A NFL fará uma pequena, mas importante mudança no sistema de revisão instantânea para a temporada de 2026. A partir deste ano, os head coaches poderão designar um integrante da comissão técnica para iniciar os desafios de arbitragem durante as partidas.
Até então, a responsabilidade de pedir oficialmente um desafio era exclusiva do treinador principal. A regra anterior determinava que o head coach deveria iniciar o procedimento, lançando a famosa bandeira vermelha em campo antes do próximo snap ou chute legal.
Com a nova medida, o treinador poderá delegar essa função a outro membro de sua equipe.

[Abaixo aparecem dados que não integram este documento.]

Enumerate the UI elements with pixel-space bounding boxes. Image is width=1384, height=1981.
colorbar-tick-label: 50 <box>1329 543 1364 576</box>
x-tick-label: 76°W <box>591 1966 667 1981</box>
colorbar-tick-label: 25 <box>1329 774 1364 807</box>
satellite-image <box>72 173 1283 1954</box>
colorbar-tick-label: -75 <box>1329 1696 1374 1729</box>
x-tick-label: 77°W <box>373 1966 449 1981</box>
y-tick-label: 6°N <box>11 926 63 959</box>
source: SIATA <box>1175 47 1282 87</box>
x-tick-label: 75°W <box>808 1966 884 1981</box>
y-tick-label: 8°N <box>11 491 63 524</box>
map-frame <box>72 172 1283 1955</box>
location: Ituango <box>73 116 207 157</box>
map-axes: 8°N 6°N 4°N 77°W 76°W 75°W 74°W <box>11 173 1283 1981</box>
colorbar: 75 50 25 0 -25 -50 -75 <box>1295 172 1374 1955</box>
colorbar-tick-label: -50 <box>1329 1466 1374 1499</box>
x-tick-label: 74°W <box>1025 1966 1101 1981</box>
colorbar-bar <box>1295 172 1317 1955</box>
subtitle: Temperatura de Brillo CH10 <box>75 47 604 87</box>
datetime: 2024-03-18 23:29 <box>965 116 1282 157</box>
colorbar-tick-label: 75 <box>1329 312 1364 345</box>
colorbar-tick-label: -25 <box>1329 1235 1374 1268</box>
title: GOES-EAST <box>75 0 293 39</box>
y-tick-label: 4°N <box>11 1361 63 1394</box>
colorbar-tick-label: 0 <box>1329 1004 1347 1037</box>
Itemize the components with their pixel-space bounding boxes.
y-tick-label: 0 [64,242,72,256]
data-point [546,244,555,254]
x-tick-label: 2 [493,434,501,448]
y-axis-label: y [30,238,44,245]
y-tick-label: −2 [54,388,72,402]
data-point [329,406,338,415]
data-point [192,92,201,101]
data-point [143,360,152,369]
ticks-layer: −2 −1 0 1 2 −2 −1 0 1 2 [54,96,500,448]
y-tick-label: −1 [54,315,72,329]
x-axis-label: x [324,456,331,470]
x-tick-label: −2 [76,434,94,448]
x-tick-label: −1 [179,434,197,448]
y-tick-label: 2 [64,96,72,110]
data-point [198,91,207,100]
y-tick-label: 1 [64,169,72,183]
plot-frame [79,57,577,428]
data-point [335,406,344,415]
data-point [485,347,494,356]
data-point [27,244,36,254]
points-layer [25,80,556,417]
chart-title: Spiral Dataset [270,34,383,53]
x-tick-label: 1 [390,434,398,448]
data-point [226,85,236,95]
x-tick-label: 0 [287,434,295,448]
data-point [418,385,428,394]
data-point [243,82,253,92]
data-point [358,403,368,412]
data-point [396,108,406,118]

Na prática, isso significa que o processo de tomada de decisão poderá ser dividido entre diferentes integrantes da comissão técnica, enquanto o head coach continua responsável pela decisão final de utilizar ou não um desafio.
Mais uma responsabilidade que pode ser delegada
A mudança faz bastante sentido considerando a quantidade de informações que chegam ao head coach durante uma partida da NFL.
Enquanto a jogada acontece, o treinador precisa acompanhar a chamada ofensiva ou defensiva, administrar relógio e timeouts, conversar com seus coordenadores e jogadores e, em algumas situações, decidir rapidamente se vale a pena contestar uma decisão da arbitragem.
O novo procedimento permite que um membro previamente designado da comissão técnica fique mais focado especificamente nesse aspecto do jogo.
Isso pode ser particularmente útil em situações nas quais a equipe precisa tomar uma decisão em poucos segundos. O integrante responsável pode analisar as imagens disponíveis na lateral, conversar com os demais membros da comissão e alertar o head coach de que existe uma possibilidade real de reversão.
O treinador, portanto, não deixa de ter controle sobre o desafio. A diferença é que ele poderá contar com alguém cuja função também será monitorar essas situações.
Como funciona o desafio
Os desafios são utilizados para contestar determinadas decisões tomadas pelos árbitros em campo. Cada equipe começa a partida com pelo menos dois desafios, e pode conquistar um terceiro caso tenha sucesso em pelo menos um dos dois primeiros.
Nem toda jogada, porém, pode ser desafiada pelo treinador. Algumas situações já são automaticamente analisadas pela equipe de replay da NFL, como determinadas jogadas após o two-minute warning, situações de pontuação e algumas decisões envolvendo turnovers.
Quando um desafio é permitido, a equipe precisa tomar a decisão antes da próxima jogada legal. Por isso, segundos podem fazer diferença.
É justamente nesse ponto que a nova regra pode ter maior impacto: o responsável por monitorar o replay não precisa necessariamente ser o próprio head coach.
O que muda para os Seahawks?
Para o Seattle Seahawks, a alteração pode ser especialmente interessante dentro do modelo de Mike Macdonald.
O head coach já divide uma enorme quantidade de responsabilidades durante as partidas, especialmente em uma equipe que conta com uma estrutura técnica bastante ativa nos dois lados da bola. Ter um membro da comissão encarregado de acompanhar especificamente as possíveis revisões pode ajudar a reduzir a carga sobre Macdonald durante momentos de maior pressão.
A mudança não significa que os Seahawks terão mais desafios ou que poderão contestar mais jogadas. A quantidade de oportunidades continua seguindo as regras da liga.
A diferença está na execução do processo.
Em vez de Macdonald precisar interromper imediatamente aquilo que está fazendo para cuidar do procedimento, um membro designado da comissão poderá identificar a situação e iniciar o desafio conforme a estratégia definida pela equipe.
É uma alteração pequena no papel, mas que pode ajudar os treinadores a administrarem melhor uma das decisões mais delicadas de uma partida da NFL: gastar um desafio agora ou guardar a oportunidade para uma jogada potencialmente mais importante no segundo tempo.
A NFL continua, assim, ajustando pequenos detalhes de seu sistema de replay para tornar o processo mais eficiente sem retirar dos head coaches o controle sobre as decisões estratégicas.